Consumer spending, which accounts for the lion’s share of economic output, also slowed earlier this year, but it still fueled growth in the first quarter. A key gauge of demand in the economy — final sales to private domestic purchasers — remained strong in the January-through-March period, slowing only slightly from the fourth quarter.

The Dow tumbled by 500 points at the opening bell, the S&P 500 fell 1.3% and the Nasdaq Composite declined by 2%.

What this means for interest rates

Inflation slowed considerably last year, but the pace of its descent has stalled in recent months. That’s the main reason why the Fed isn’t planning to cut interest rates imminently, but the economy’s resilience is also reassuring central bankers that they can afford to sit still and wait for inflation to budge lower. Fed officials will begin to cut rates once they’re convinced that inflation is under control and is on track to their 2% target — but they could also reduce rates sooner than expected if the economy suddenly falters.

For now, economic growth remains healthy, despite the weaker-than-expected first-quarter GDP reading, as employers continue to hire at a solid clip and workers still command robust wage gains. Economists and Fed policymakers are still widely expecting that momentum to slow even further this year, with interest rates perched at a two-decade high, but a recession this year isn’t in the cards.

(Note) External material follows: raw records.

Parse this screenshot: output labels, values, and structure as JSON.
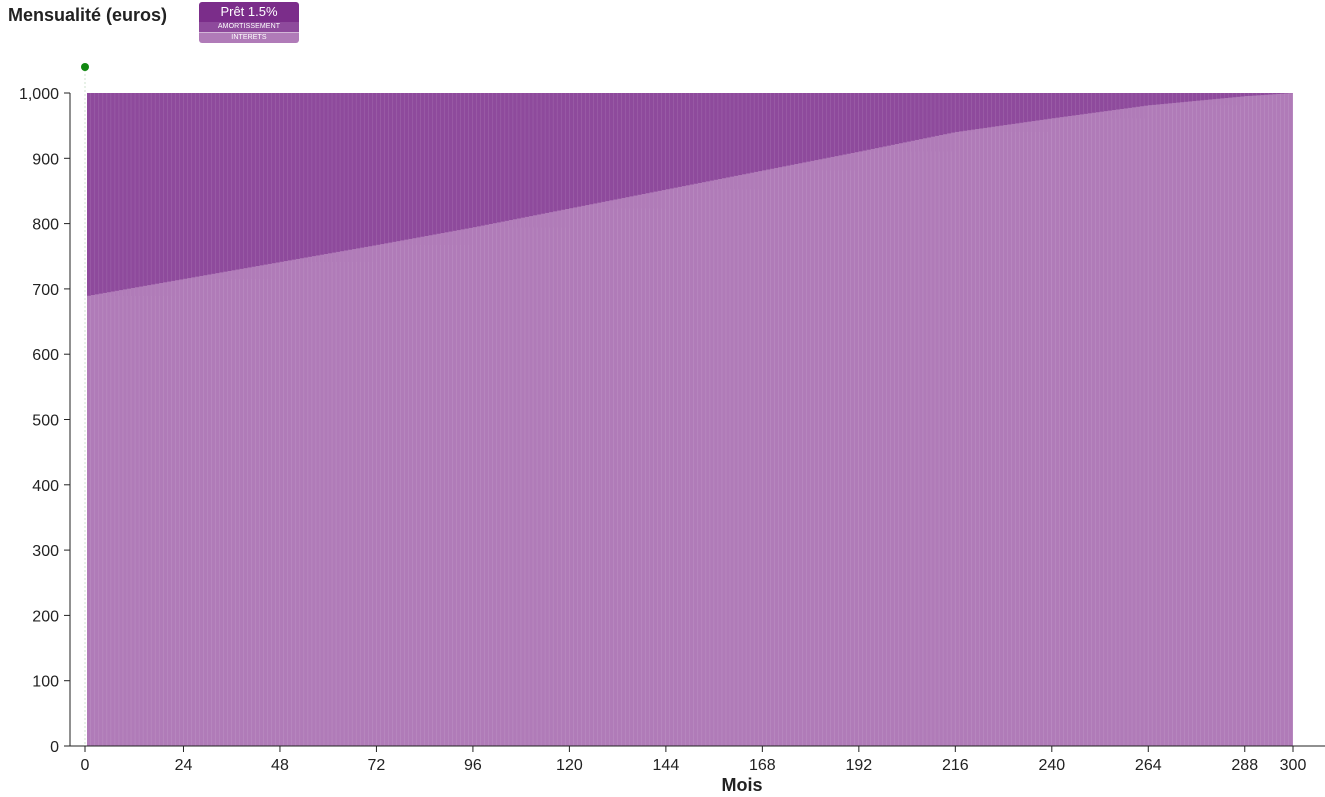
{
  "chart_data": {
    "type": "bar",
    "stacked": true,
    "title": "Mensualité (euros)",
    "xlabel": "Mois",
    "ylabel": "",
    "ylim": [
      0,
      1000
    ],
    "xlim": [
      0,
      300
    ],
    "x_ticks": [
      "0",
      "24",
      "48",
      "72",
      "96",
      "120",
      "144",
      "168",
      "192",
      "216",
      "240",
      "264",
      "288",
      "300"
    ],
    "y_ticks": [
      "0",
      "100",
      "200",
      "300",
      "400",
      "500",
      "600",
      "700",
      "800",
      "900",
      "1,000"
    ],
    "legend_placement": "top-left",
    "grid": false,
    "x": [
      0,
      24,
      48,
      72,
      96,
      120,
      144,
      168,
      192,
      216,
      240,
      264,
      288,
      300
    ],
    "series": [
      {
        "name": "AMORTISSEMENT",
        "color": "#b07bb8",
        "values": [
          689,
          715,
          741,
          767,
          794,
          823,
          852,
          881,
          910,
          940,
          961,
          981,
          995,
          1000
        ]
      },
      {
        "name": "INTERETS",
        "color": "#8e4a9c",
        "values": [
          311,
          285,
          259,
          233,
          206,
          177,
          148,
          119,
          90,
          60,
          39,
          19,
          5,
          0
        ]
      }
    ]
  },
  "legend": {
    "loan_label": "Prêt 1.5%",
    "loan_color": "#7b2d8a",
    "amortissement_label": "AMORTISSEMENT",
    "interets_label": "INTERETS"
  }
}
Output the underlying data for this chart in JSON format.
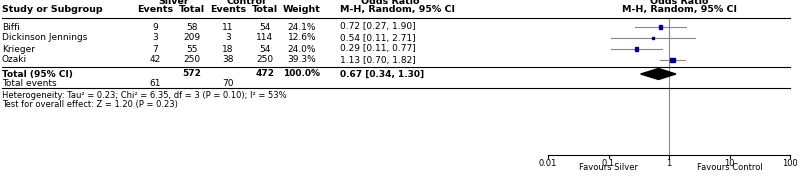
{
  "studies": [
    "Biffi",
    "Dickinson Jennings",
    "Krieger",
    "Ozaki"
  ],
  "silver_events": [
    9,
    3,
    7,
    42
  ],
  "silver_totals": [
    58,
    209,
    55,
    250
  ],
  "control_events": [
    11,
    3,
    18,
    38
  ],
  "control_totals": [
    54,
    114,
    54,
    250
  ],
  "weights": [
    "24.1%",
    "12.6%",
    "24.0%",
    "39.3%"
  ],
  "or_values": [
    0.72,
    0.54,
    0.29,
    1.13
  ],
  "or_lower": [
    0.27,
    0.11,
    0.11,
    0.7
  ],
  "or_upper": [
    1.9,
    2.71,
    0.77,
    1.82
  ],
  "or_labels": [
    "0.72 [0.27, 1.90]",
    "0.54 [0.11, 2.71]",
    "0.29 [0.11, 0.77]",
    "1.13 [0.70, 1.82]"
  ],
  "total_silver": 572,
  "total_control": 472,
  "total_silver_events": 61,
  "total_control_events": 70,
  "total_or": 0.67,
  "total_or_lower": 0.34,
  "total_or_upper": 1.3,
  "total_or_label": "0.67 [0.34, 1.30]",
  "heterogeneity_text": "Heterogeneity: Tau² = 0.23; Chi² = 6.35, df = 3 (P = 0.10); I² = 53%",
  "overall_effect_text": "Test for overall effect: Z = 1.20 (P = 0.23)",
  "col_study": "Study or Subgroup",
  "col_events": "Events",
  "col_total": "Total",
  "col_weight": "Weight",
  "col_header_silver": "Silver",
  "col_header_control": "Control",
  "col_header_or_left": "Odds Ratio",
  "col_subheader_or_left": "M-H, Random, 95% CI",
  "col_header_or_right": "Odds Ratio",
  "col_subheader_or_right": "M-H, Random, 95% CI",
  "marker_color": "#00008B",
  "line_color": "#888888",
  "xticks": [
    0.01,
    0.1,
    1,
    10,
    100
  ],
  "xtick_labels": [
    "0.01",
    "0.1",
    "1",
    "10",
    "100"
  ],
  "favours_left": "Favours Silver",
  "favours_right": "Favours Control",
  "square_sizes": [
    0.241,
    0.126,
    0.24,
    0.393
  ]
}
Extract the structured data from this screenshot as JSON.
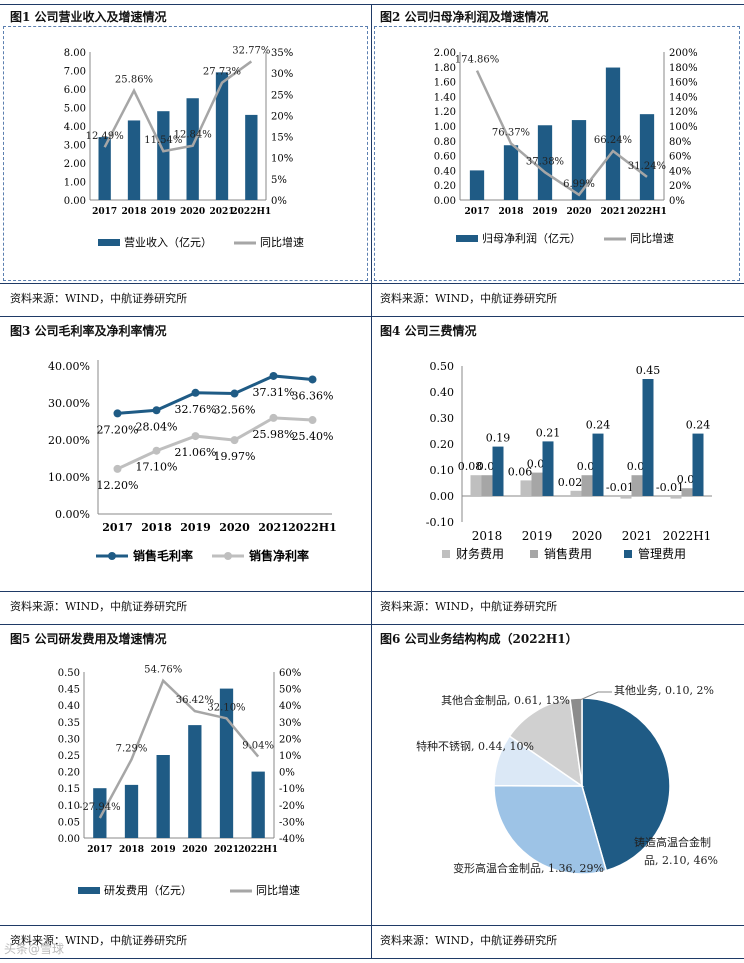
{
  "colors": {
    "primary": "#1f5b85",
    "gray": "#a6a6a6",
    "light_gray": "#bfbfbf",
    "frame": "#1f3a66"
  },
  "source_text": "资料来源：WIND，中航证券研究所",
  "watermark": "头条@雪球",
  "chart_data": [
    {
      "id": "fig1",
      "type": "bar+line",
      "title": "图1  公司营业收入及增速情况",
      "categories": [
        "2017",
        "2018",
        "2019",
        "2020",
        "2021",
        "2022H1"
      ],
      "series": [
        {
          "name": "营业收入（亿元）",
          "type": "bar",
          "axis": "left",
          "values": [
            3.4,
            4.3,
            4.8,
            5.5,
            6.9,
            4.6
          ]
        },
        {
          "name": "同比增速",
          "type": "line",
          "axis": "right",
          "values": [
            12.49,
            25.86,
            11.54,
            12.84,
            27.73,
            32.77
          ]
        }
      ],
      "labels": [
        "12.49%",
        "25.86%",
        "11.54%",
        "12.84%",
        "27.73%",
        "32.77%"
      ],
      "left_ticks": [
        "0.00",
        "1.00",
        "2.00",
        "3.00",
        "4.00",
        "5.00",
        "6.00",
        "7.00",
        "8.00"
      ],
      "right_ticks": [
        "0%",
        "5%",
        "10%",
        "15%",
        "20%",
        "25%",
        "30%",
        "35%"
      ],
      "ylim_left": [
        0,
        8
      ],
      "ylim_right": [
        0,
        35
      ]
    },
    {
      "id": "fig2",
      "type": "bar+line",
      "title": "图2  公司归母净利润及增速情况",
      "categories": [
        "2017",
        "2018",
        "2019",
        "2020",
        "2021",
        "2022H1"
      ],
      "series": [
        {
          "name": "归母净利润（亿元）",
          "type": "bar",
          "axis": "left",
          "values": [
            0.4,
            0.74,
            1.01,
            1.08,
            1.79,
            1.16
          ]
        },
        {
          "name": "同比增速",
          "type": "line",
          "axis": "right",
          "values": [
            174.86,
            76.37,
            37.38,
            6.99,
            66.24,
            31.24
          ]
        }
      ],
      "labels": [
        "174.86%",
        "76.37%",
        "37.38%",
        "6.99%",
        "66.24%",
        "31.24%"
      ],
      "left_ticks": [
        "0.00",
        "0.20",
        "0.40",
        "0.60",
        "0.80",
        "1.00",
        "1.20",
        "1.40",
        "1.60",
        "1.80",
        "2.00"
      ],
      "right_ticks": [
        "0%",
        "20%",
        "40%",
        "60%",
        "80%",
        "100%",
        "120%",
        "140%",
        "160%",
        "180%",
        "200%"
      ],
      "ylim_left": [
        0,
        2
      ],
      "ylim_right": [
        0,
        200
      ]
    },
    {
      "id": "fig3",
      "type": "line",
      "title": "图3  公司毛利率及净利率情况",
      "categories": [
        "2017",
        "2018",
        "2019",
        "2020",
        "2021",
        "2022H1"
      ],
      "series": [
        {
          "name": "销售毛利率",
          "values": [
            27.2,
            28.04,
            32.76,
            32.56,
            37.31,
            36.36
          ]
        },
        {
          "name": "销售净利率",
          "values": [
            12.2,
            17.1,
            21.06,
            19.97,
            25.98,
            25.4
          ]
        }
      ],
      "labels_1": [
        "27.20%",
        "28.04%",
        "32.76%",
        "32.56%",
        "37.31%",
        "36.36%"
      ],
      "labels_2": [
        "12.20%",
        "17.10%",
        "21.06%",
        "19.97%",
        "25.98%",
        "25.40%"
      ],
      "left_ticks": [
        "0.00%",
        "10.00%",
        "20.00%",
        "30.00%",
        "40.00%"
      ],
      "ylim": [
        0,
        40
      ]
    },
    {
      "id": "fig4",
      "type": "bar",
      "title": "图4  公司三费情况",
      "categories": [
        "2018",
        "2019",
        "2020",
        "2021",
        "2022H1"
      ],
      "series": [
        {
          "name": "财务费用",
          "values": [
            0.08,
            0.06,
            0.02,
            -0.01,
            -0.01
          ]
        },
        {
          "name": "销售费用",
          "values": [
            0.08,
            0.09,
            0.08,
            0.08,
            0.03
          ]
        },
        {
          "name": "管理费用",
          "values": [
            0.19,
            0.21,
            0.24,
            0.45,
            0.24
          ]
        }
      ],
      "labels": [
        [
          "0.08",
          "0.06",
          "0.02",
          "-0.01",
          "-0.01"
        ],
        [
          "0.08",
          "0.09",
          "0.08",
          "0.08",
          "0.03"
        ],
        [
          "0.19",
          "0.21",
          "0.24",
          "0.45",
          "0.24"
        ]
      ],
      "left_ticks": [
        "-0.10",
        "0.00",
        "0.10",
        "0.20",
        "0.30",
        "0.40",
        "0.50"
      ],
      "ylim": [
        -0.1,
        0.5
      ]
    },
    {
      "id": "fig5",
      "type": "bar+line",
      "title": "图5  公司研发费用及增速情况",
      "categories": [
        "2017",
        "2018",
        "2019",
        "2020",
        "2021",
        "2022H1"
      ],
      "series": [
        {
          "name": "研发费用（亿元）",
          "type": "bar",
          "axis": "left",
          "values": [
            0.15,
            0.16,
            0.25,
            0.34,
            0.45,
            0.2
          ]
        },
        {
          "name": "同比增速",
          "type": "line",
          "axis": "right",
          "values": [
            -27.94,
            7.29,
            54.76,
            36.42,
            32.1,
            9.04
          ]
        }
      ],
      "labels": [
        "-27.94%",
        "7.29%",
        "54.76%",
        "36.42%",
        "32.10%",
        "9.04%"
      ],
      "left_ticks": [
        "0.00",
        "0.05",
        "0.10",
        "0.15",
        "0.20",
        "0.25",
        "0.30",
        "0.35",
        "0.40",
        "0.45",
        "0.50"
      ],
      "right_ticks": [
        "-40%",
        "-30%",
        "-20%",
        "-10%",
        "0%",
        "10%",
        "20%",
        "30%",
        "40%",
        "50%",
        "60%"
      ],
      "ylim_left": [
        0,
        0.5
      ],
      "ylim_right": [
        -40,
        60
      ]
    },
    {
      "id": "fig6",
      "type": "pie",
      "title": "图6  公司业务结构构成（2022H1）",
      "slices": [
        {
          "name": "铸造高温合金制品",
          "value": 2.1,
          "pct": 46,
          "label_line1": "铸造高温合金制",
          "label_line2": "品, 2.10, 46%"
        },
        {
          "name": "变形高温合金制品",
          "value": 1.36,
          "pct": 29,
          "label_line1": "变形高温合金制品, 1.36, 29%",
          "label_line2": ""
        },
        {
          "name": "特种不锈钢",
          "value": 0.44,
          "pct": 10,
          "label_line1": "特种不锈钢, 0.44, 10%",
          "label_line2": ""
        },
        {
          "name": "其他合金制品",
          "value": 0.61,
          "pct": 13,
          "label_line1": "其他合金制品, 0.61, 13%",
          "label_line2": ""
        },
        {
          "name": "其他业务",
          "value": 0.1,
          "pct": 2,
          "label_line1": "其他业务, 0.10, 2%",
          "label_line2": ""
        }
      ]
    }
  ]
}
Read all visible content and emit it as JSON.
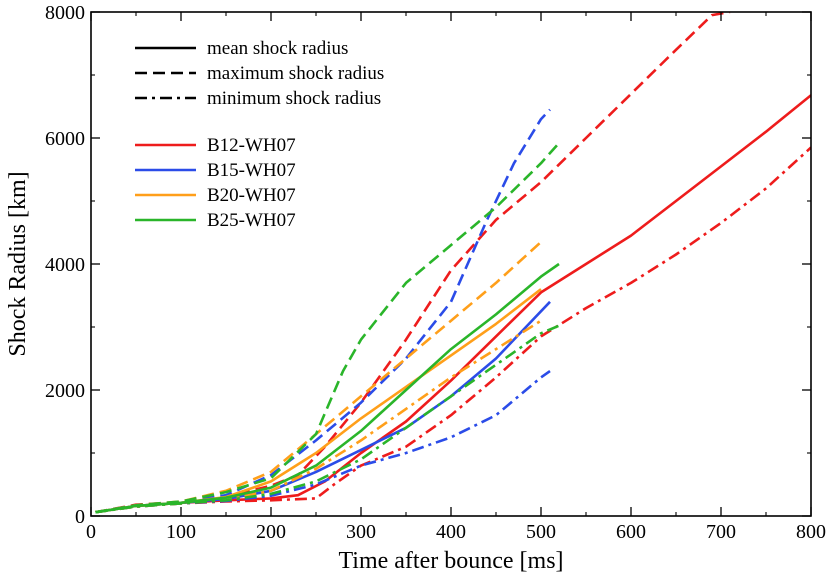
{
  "chart_data": {
    "type": "line",
    "title": "",
    "xlabel": "Time after bounce [ms]",
    "ylabel": "Shock Radius [km]",
    "xlim": [
      0,
      800
    ],
    "ylim": [
      0,
      8000
    ],
    "xticks": [
      0,
      100,
      200,
      300,
      400,
      500,
      600,
      700,
      800
    ],
    "yticks": [
      0,
      2000,
      4000,
      6000,
      8000
    ],
    "grid": false,
    "legend_styles": [
      {
        "label": "mean shock radius",
        "dash": "solid"
      },
      {
        "label": "maximum shock radius",
        "dash": "dashed"
      },
      {
        "label": "minimum shock radius",
        "dash": "dashdot"
      }
    ],
    "legend_models": [
      {
        "label": "B12-WH07",
        "color": "#ee1c1c"
      },
      {
        "label": "B15-WH07",
        "color": "#2b4ce8"
      },
      {
        "label": "B20-WH07",
        "color": "#ff9f1a"
      },
      {
        "label": "B25-WH07",
        "color": "#2ab52a"
      }
    ],
    "series": [
      {
        "name": "B12-WH07 mean",
        "color": "#ee1c1c",
        "dash": "solid",
        "x": [
          5,
          50,
          100,
          150,
          200,
          230,
          260,
          300,
          350,
          400,
          450,
          500,
          550,
          600,
          650,
          700,
          750,
          800
        ],
        "y": [
          60,
          160,
          210,
          250,
          280,
          330,
          550,
          1000,
          1500,
          2150,
          2850,
          3550,
          4000,
          4450,
          5000,
          5550,
          6100,
          6680
        ]
      },
      {
        "name": "B12-WH07 max",
        "color": "#ee1c1c",
        "dash": "dashed",
        "x": [
          5,
          50,
          100,
          150,
          200,
          230,
          260,
          300,
          350,
          400,
          450,
          500,
          550,
          600,
          650,
          690,
          710
        ],
        "y": [
          60,
          180,
          220,
          310,
          480,
          650,
          1100,
          1800,
          2800,
          3900,
          4700,
          5300,
          6000,
          6700,
          7400,
          7950,
          8000
        ]
      },
      {
        "name": "B12-WH07 min",
        "color": "#ee1c1c",
        "dash": "dashdot",
        "x": [
          5,
          50,
          100,
          150,
          200,
          250,
          270,
          300,
          350,
          400,
          450,
          500,
          550,
          600,
          650,
          700,
          750,
          800
        ],
        "y": [
          60,
          150,
          200,
          230,
          250,
          280,
          500,
          800,
          1100,
          1600,
          2200,
          2850,
          3300,
          3700,
          4150,
          4650,
          5200,
          5850
        ]
      },
      {
        "name": "B15-WH07 mean",
        "color": "#2b4ce8",
        "dash": "solid",
        "x": [
          5,
          50,
          100,
          150,
          200,
          250,
          300,
          350,
          400,
          450,
          480,
          510
        ],
        "y": [
          60,
          160,
          210,
          270,
          400,
          700,
          1050,
          1400,
          1900,
          2500,
          2950,
          3400
        ]
      },
      {
        "name": "B15-WH07 max",
        "color": "#2b4ce8",
        "dash": "dashed",
        "x": [
          5,
          50,
          100,
          150,
          200,
          250,
          300,
          350,
          400,
          440,
          470,
          500,
          510
        ],
        "y": [
          60,
          170,
          220,
          330,
          650,
          1200,
          1800,
          2500,
          3400,
          4700,
          5600,
          6300,
          6450
        ]
      },
      {
        "name": "B15-WH07 min",
        "color": "#2b4ce8",
        "dash": "dashdot",
        "x": [
          5,
          50,
          100,
          150,
          200,
          250,
          300,
          350,
          400,
          450,
          500,
          510
        ],
        "y": [
          60,
          150,
          200,
          240,
          320,
          500,
          800,
          1000,
          1250,
          1600,
          2200,
          2300
        ]
      },
      {
        "name": "B20-WH07 mean",
        "color": "#ff9f1a",
        "dash": "solid",
        "x": [
          5,
          50,
          100,
          150,
          200,
          250,
          300,
          350,
          400,
          450,
          500
        ],
        "y": [
          60,
          160,
          210,
          300,
          550,
          1000,
          1550,
          2050,
          2550,
          3050,
          3600
        ]
      },
      {
        "name": "B20-WH07 max",
        "color": "#ff9f1a",
        "dash": "dashed",
        "x": [
          5,
          50,
          100,
          150,
          200,
          250,
          300,
          350,
          400,
          450,
          500
        ],
        "y": [
          60,
          170,
          230,
          400,
          700,
          1300,
          1900,
          2500,
          3100,
          3700,
          4350
        ]
      },
      {
        "name": "B20-WH07 min",
        "color": "#ff9f1a",
        "dash": "dashdot",
        "x": [
          5,
          50,
          100,
          150,
          200,
          250,
          300,
          350,
          400,
          450,
          500
        ],
        "y": [
          60,
          150,
          200,
          260,
          400,
          750,
          1200,
          1700,
          2200,
          2650,
          3100
        ]
      },
      {
        "name": "B25-WH07 mean",
        "color": "#2ab52a",
        "dash": "solid",
        "x": [
          5,
          50,
          100,
          150,
          200,
          250,
          300,
          350,
          400,
          450,
          500,
          520
        ],
        "y": [
          60,
          160,
          210,
          290,
          450,
          800,
          1350,
          2000,
          2650,
          3200,
          3800,
          4000
        ]
      },
      {
        "name": "B25-WH07 max",
        "color": "#2ab52a",
        "dash": "dashed",
        "x": [
          5,
          50,
          100,
          150,
          200,
          250,
          280,
          300,
          350,
          400,
          450,
          500,
          520
        ],
        "y": [
          60,
          170,
          230,
          380,
          600,
          1300,
          2300,
          2800,
          3700,
          4300,
          4900,
          5600,
          5920
        ]
      },
      {
        "name": "B25-WH07 min",
        "color": "#2ab52a",
        "dash": "dashdot",
        "x": [
          5,
          50,
          100,
          150,
          200,
          250,
          300,
          350,
          400,
          450,
          500,
          520
        ],
        "y": [
          60,
          150,
          200,
          250,
          350,
          550,
          900,
          1400,
          1900,
          2400,
          2900,
          3020
        ]
      }
    ]
  }
}
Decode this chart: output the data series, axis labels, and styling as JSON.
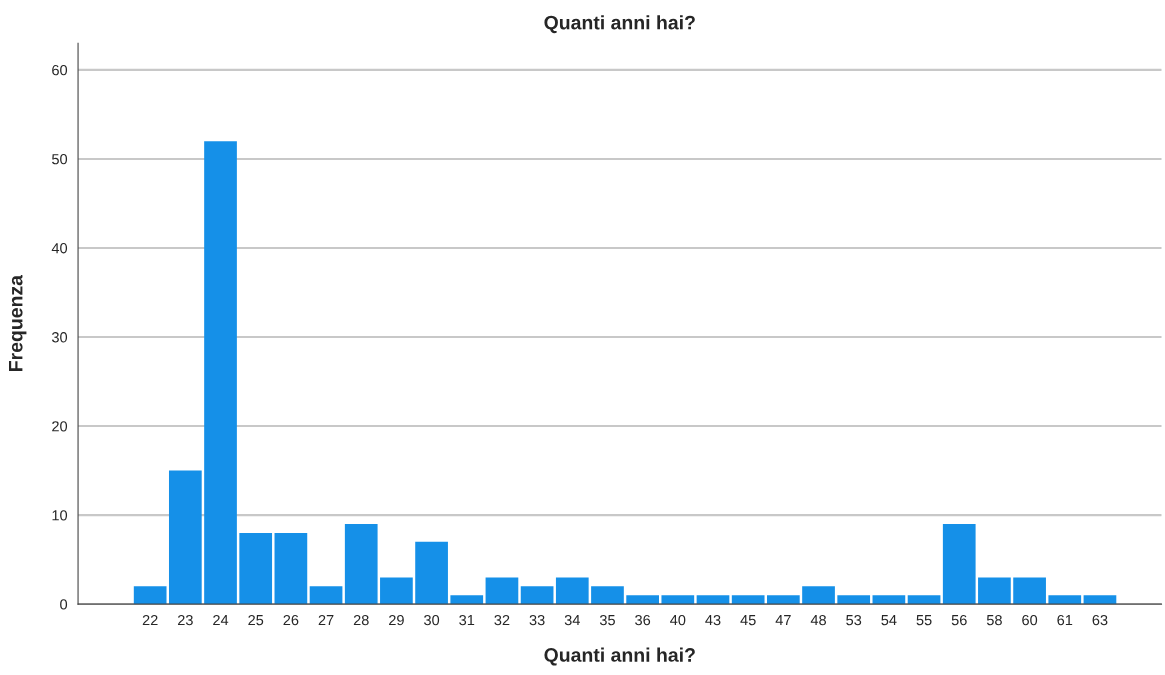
{
  "chart_data": {
    "type": "bar",
    "title": "Quanti anni hai?",
    "xlabel": "Quanti anni hai?",
    "ylabel": "Frequenza",
    "categories": [
      "22",
      "23",
      "24",
      "25",
      "26",
      "27",
      "28",
      "29",
      "30",
      "31",
      "32",
      "33",
      "34",
      "35",
      "36",
      "40",
      "43",
      "45",
      "47",
      "48",
      "53",
      "54",
      "55",
      "56",
      "58",
      "60",
      "61",
      "63"
    ],
    "values": [
      2,
      15,
      52,
      8,
      8,
      2,
      9,
      3,
      7,
      1,
      3,
      2,
      3,
      2,
      1,
      1,
      1,
      1,
      1,
      2,
      1,
      1,
      1,
      9,
      3,
      3,
      1,
      1
    ],
    "color": "#1590e8",
    "ylim": [
      0,
      63
    ],
    "yticks": [
      0,
      10,
      20,
      30,
      40,
      50,
      60
    ],
    "grid": "y"
  }
}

“Consumers are becoming a bit more selective with what they purchase and how much of it because of the high interest-rate environment and because inflation remains high,” Oren Klachkin, financial market economist at Nationwide, told CNN. “But as long as the job market remains solid, they will continue to spend. That is more than compensating for the fact that there’s continued pressure from the inflation front and interest rates.”

The latest GDP reading dealt some damage to the narrative that the US economy might be overheating. For interest rates, that means rate cuts could begin sooner rather than later.

“The softer first read of Q1 GDP could shift — again — the Fed’s timetable for initiating the rate easing cycle, with July coming back into play,” Quincy Krosby, chief global strategist at LPL Financial, said in a note Thursday.

Federal Reserve officials meet next week to deliberate on their latest interest rate decision.

No alarm bells — yet

Americans are still opening up their wallets, which is keeping the economy afloat for now.

Consumer spending slowed in the first quarter to a 2.5% rate, down from the 3.3% rate in the fourth quarter, mainly driven by a pullback in goods spending. Household outlays were responsible for the majority of growth from January through March. With the job market still humming along, Americans are likely to continue to spend.

Visa, the world’s largest payment processor, beat estimates in its latest earnings results released this week, largely thanks to resilient spending.

“Consumer spend across all segments from low-to-high spend has remained relatively stable. Our data does not indicate any meaningful behavior change across consumer segments,” Chris Suh, chief financial officer at Visa, said in an earnings call.

But there are some signs of stress. Credit card debt levels and delinquencies have been rising, which are gauges the Fed is paying close attention to.

Chicago Fed President Austan Goolsbee said recently that consumer debt levels aren’t yet “especially” high, but that an increase can sometimes be a harbinger for weakness on the horizon.

“If the delinquency rate of consumer loans starts rising, that is often a leading indicator for ‘things are about to get worse,’” he said Friday at a moderated panel hosted by the Society for Advancing Business Editing and Writing.